George Macdonald wrote a number of books that explore the imaginative ways of expressing Christian truths. Most notable among these are At the Back of the North Wind, Phantastes and Lilith. C.S. Lewis was profoundly influenced by Phantastes, which he described as baptising his imagination. According to Lewis, it gave him a new way to perceive the world. He wrote:

The quality which had enchanted me in his imaginative works turned out to be the quality of the real universe, the divine, magical, terrifying and ecstatic reality in which we all live. I should have been shocked in my teens if anyone had told me that what I learned to love in Phantastes was goodness.

— Lewis, George Macdonald: An Anthology

Lewis later described Phantastes as serving “to convert, even baptise … my imagination”, though, as he said “it did nothing to my intellect nor (at the time) to my conscience”.

A quick glance through the fiction section of a Christian bookstore reveals books set in Biblical times (one I saw recently told the tale of one of Solomon’s concubines) or books in which the characters are Christians. These books do give novelty to our reading: instead of reading about today’s world or atheists, we read about yesterday’s world and Christians. However, if the only change is in the characters or the setting, with no change in the underlying story, then we emerge unchanged from our encounter with them. But what about books that illumine Christian principles—that seek to change the way we look at the world?

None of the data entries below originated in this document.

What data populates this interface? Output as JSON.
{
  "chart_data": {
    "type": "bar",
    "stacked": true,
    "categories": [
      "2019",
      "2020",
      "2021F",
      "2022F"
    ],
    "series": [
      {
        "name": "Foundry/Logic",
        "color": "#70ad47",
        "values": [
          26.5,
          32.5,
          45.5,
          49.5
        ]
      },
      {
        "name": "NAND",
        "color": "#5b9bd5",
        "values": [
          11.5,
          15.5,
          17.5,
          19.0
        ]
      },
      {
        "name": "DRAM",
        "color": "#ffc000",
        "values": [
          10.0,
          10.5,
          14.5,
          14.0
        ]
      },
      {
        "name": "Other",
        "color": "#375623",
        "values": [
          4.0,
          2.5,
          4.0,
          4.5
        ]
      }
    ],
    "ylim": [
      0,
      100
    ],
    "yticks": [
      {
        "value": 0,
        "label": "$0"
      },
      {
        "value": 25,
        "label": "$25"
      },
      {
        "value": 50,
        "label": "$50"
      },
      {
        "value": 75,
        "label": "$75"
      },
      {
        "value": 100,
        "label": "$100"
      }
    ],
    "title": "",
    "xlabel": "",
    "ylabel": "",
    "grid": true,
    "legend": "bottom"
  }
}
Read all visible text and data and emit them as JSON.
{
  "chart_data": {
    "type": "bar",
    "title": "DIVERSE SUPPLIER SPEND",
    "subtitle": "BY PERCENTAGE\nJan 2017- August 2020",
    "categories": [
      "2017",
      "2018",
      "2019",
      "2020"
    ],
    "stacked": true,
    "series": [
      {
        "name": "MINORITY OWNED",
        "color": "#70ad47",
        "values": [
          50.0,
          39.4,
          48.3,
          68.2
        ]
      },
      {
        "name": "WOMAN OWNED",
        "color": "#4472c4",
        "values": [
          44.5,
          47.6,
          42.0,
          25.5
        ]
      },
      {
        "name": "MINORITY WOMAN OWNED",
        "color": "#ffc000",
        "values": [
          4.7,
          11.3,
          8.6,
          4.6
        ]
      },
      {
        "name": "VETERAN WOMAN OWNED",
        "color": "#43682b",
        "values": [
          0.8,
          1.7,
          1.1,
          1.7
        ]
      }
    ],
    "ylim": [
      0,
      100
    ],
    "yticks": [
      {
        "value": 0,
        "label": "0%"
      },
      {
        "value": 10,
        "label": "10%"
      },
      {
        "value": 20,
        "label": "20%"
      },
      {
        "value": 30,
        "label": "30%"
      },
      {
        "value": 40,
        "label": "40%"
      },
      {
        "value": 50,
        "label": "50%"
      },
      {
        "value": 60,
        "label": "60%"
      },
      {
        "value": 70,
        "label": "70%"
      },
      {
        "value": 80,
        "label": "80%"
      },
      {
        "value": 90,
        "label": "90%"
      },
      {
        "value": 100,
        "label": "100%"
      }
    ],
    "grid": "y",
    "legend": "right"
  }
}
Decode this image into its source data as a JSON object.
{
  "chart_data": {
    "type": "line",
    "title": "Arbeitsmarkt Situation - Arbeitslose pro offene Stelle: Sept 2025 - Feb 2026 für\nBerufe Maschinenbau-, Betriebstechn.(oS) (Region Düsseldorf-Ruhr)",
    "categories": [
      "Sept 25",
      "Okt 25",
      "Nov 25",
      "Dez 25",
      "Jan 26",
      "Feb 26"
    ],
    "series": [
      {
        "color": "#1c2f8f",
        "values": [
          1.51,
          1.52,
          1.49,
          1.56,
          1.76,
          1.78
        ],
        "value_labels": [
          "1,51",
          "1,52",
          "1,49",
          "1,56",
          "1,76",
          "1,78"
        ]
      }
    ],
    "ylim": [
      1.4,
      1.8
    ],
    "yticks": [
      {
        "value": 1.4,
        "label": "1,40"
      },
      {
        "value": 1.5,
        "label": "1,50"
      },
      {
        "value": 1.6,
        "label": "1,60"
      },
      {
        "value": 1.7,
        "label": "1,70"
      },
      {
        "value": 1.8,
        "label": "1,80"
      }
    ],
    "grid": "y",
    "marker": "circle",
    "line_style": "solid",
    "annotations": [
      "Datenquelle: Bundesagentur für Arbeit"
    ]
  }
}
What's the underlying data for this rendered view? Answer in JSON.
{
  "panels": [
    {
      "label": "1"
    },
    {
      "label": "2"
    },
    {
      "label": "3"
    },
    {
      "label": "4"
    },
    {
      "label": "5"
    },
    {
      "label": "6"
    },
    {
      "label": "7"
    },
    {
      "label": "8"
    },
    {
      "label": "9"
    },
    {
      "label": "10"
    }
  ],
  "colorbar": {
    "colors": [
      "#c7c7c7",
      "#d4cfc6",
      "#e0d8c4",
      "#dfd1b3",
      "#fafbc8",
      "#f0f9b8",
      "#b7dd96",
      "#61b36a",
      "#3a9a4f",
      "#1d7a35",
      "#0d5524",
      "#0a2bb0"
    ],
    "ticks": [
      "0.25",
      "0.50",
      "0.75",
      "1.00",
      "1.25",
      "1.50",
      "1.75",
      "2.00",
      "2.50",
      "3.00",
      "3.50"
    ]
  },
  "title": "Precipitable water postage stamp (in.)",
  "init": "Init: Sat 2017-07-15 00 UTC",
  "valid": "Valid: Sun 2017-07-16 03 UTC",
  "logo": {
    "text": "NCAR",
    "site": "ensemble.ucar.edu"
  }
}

I recently reread MacDonald’s Lilith. He makes use of a certain amount of fluidity of ideas. One character, Mr Raven is at the same time a bent librarian in a black frock coat and a raven with a beady eye. He claimed to be a sexton in God’s acre—and to prove it, he plunged “his beak deep in the sod, and [drew] out a great wriggling red worm. He threw back his head, and tossed it in the air. It spread great wings, gorgeous in red and black, and soared aloft.” The narrator, much puzzled, remonstrates, only to be told that the true business of a sexton is to “have the air full of worms”.

As MacDonald continues to draw the threads of the story along, one thing that becomes clear is the narrator’s inability to accomplish what he wishes for himself. He finds that he brings sadness and pain where he goes. Instead, he needs to set himself to sleep (which, in some way, is to die) so that he can truly wake.

As the book unfolds, the shifting layers of the text and the multiple identities of each character begin to make one wonder, with the narrator, whether “the whole thing [is] too mad”. But with the ending of the book, MacDonald brings his metaphysical speculations together in a satisfying way that nonetheless leaves a reader pensive and with the thought that there might be more to life than he knows.

Somehow, I think MacDonald’s way of firing the imagination is more helpful than the average Christian novel in a bookstore. It does not pretend to be a argued case for Christianity; that would be tedious in a novel. Nor does it moralise; that would be uncomfortable. But all the same, it illumines some of the truths of Christianity. As Lewis wrote:

A young man who wishes to remain a sound atheist cannot be too careful of his reading. There are traps everywhere – “Bibles laid open, millions of surprises,” as Herbert says, “fine nets and stratagems.”